In summary, we uniquely report here on the association between baseline faecal microbiome composition and metabolic pathways and subsequent cGVHD development in patients undergoing HCT. This work supports the therapeutic potential of microbiome manipulation and metabolic reprograming for cGVHD prevention.

AUTHOR CONTRIBUTIONS

Najla El Jurdi, Shernan G. Holtan and Robin Shields-Cutler contributed to the design; Robin Shields-Cutler performed the analysis; Najla El Jurdi, Shernan G. Holtan and Robin Shields-Cutler analysed the data; Najla El Jurdi and Robin Shields-Cutler performed the bibliographic search and wrote the first version of the manuscript; all other authors edited and revised the manuscript.

FUNDING INFORMATION

This research was funded by UMN Grant-in-Aid, Chainbreaker, BRAINS grant (SGH).

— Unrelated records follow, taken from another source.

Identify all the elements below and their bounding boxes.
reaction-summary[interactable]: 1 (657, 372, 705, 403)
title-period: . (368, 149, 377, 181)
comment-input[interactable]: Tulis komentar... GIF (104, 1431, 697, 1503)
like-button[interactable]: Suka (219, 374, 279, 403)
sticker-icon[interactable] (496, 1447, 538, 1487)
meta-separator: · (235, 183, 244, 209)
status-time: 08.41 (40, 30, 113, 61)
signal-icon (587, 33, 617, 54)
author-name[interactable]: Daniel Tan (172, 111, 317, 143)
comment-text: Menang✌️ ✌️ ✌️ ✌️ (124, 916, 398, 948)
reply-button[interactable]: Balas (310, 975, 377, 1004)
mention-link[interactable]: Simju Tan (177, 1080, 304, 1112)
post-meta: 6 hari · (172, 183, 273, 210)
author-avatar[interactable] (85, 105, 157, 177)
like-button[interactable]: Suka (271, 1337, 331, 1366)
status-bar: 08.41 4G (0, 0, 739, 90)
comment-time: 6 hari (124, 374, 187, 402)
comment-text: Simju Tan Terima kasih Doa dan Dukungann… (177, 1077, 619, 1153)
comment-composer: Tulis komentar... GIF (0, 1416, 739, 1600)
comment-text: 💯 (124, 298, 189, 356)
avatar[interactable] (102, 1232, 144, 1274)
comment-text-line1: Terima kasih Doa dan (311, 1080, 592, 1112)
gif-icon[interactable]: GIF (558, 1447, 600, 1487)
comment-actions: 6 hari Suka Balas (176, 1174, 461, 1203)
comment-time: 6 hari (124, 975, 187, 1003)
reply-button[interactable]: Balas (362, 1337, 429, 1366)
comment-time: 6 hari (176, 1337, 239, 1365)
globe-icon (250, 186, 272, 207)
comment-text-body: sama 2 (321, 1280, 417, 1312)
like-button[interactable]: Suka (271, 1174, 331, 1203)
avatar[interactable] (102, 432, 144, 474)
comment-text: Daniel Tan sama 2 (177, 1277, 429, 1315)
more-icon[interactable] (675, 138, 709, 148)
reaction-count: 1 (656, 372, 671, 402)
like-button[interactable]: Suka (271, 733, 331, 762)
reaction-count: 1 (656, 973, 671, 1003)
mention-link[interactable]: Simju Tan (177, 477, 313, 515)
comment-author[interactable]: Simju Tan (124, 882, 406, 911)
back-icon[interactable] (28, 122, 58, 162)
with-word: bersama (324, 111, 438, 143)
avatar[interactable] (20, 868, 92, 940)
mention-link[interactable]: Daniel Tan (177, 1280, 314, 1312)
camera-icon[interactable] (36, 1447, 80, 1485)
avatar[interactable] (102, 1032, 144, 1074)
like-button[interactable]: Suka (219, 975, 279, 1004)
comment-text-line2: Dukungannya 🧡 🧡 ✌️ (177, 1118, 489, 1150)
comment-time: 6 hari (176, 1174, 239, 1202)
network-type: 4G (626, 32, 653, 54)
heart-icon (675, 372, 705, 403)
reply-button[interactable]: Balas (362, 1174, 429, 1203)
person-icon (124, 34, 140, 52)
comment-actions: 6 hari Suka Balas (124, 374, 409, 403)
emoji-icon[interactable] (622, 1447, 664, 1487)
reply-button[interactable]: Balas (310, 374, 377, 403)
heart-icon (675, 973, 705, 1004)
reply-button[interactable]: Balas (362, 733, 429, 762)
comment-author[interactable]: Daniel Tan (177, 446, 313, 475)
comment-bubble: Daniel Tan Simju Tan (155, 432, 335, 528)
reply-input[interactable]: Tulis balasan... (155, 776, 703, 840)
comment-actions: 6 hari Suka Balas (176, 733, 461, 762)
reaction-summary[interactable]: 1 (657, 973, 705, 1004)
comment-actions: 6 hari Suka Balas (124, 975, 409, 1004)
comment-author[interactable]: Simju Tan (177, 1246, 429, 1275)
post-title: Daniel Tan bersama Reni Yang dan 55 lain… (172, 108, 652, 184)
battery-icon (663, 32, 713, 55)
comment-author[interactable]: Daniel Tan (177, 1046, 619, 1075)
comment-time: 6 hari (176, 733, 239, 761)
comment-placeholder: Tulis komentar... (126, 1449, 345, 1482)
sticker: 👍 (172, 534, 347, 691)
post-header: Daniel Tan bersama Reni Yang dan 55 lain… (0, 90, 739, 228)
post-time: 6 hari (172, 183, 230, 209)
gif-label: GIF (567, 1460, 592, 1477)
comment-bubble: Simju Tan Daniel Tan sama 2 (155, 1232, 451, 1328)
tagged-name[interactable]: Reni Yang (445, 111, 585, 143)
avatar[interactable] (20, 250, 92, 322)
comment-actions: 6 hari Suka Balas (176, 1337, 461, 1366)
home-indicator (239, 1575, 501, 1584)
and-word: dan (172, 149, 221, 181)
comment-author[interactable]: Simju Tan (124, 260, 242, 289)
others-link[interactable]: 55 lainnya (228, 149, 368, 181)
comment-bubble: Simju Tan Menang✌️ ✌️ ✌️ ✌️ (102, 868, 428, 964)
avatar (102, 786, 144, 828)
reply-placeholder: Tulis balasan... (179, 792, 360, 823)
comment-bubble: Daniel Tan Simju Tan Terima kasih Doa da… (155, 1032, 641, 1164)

CONFLICT OF INTEREST STATEMENT

The authors declare the following conflict of interest, none of which is directly relevant to this work: DJW Research supports FATE, Incyte. BCB, the University of Minnesota, and Moffitt Cancer Center have licensed intellectual property with CRISPR Therapeutics. BCB receives research support from VITRAC Therapeutics. BCB has served on advisory boards for Incyte and CTI BioPharma within the last 36 months. SGH receives research support from Incyte and Vitrac Therapeutics. SGH has spoken at educational programs sponsored by Incyte within the last 36 months.

ETHICS STATEMENT

Study approved by the University of Minnesota Institutional Review Board. Samples were collected from patients who consented to a biorepository protocol.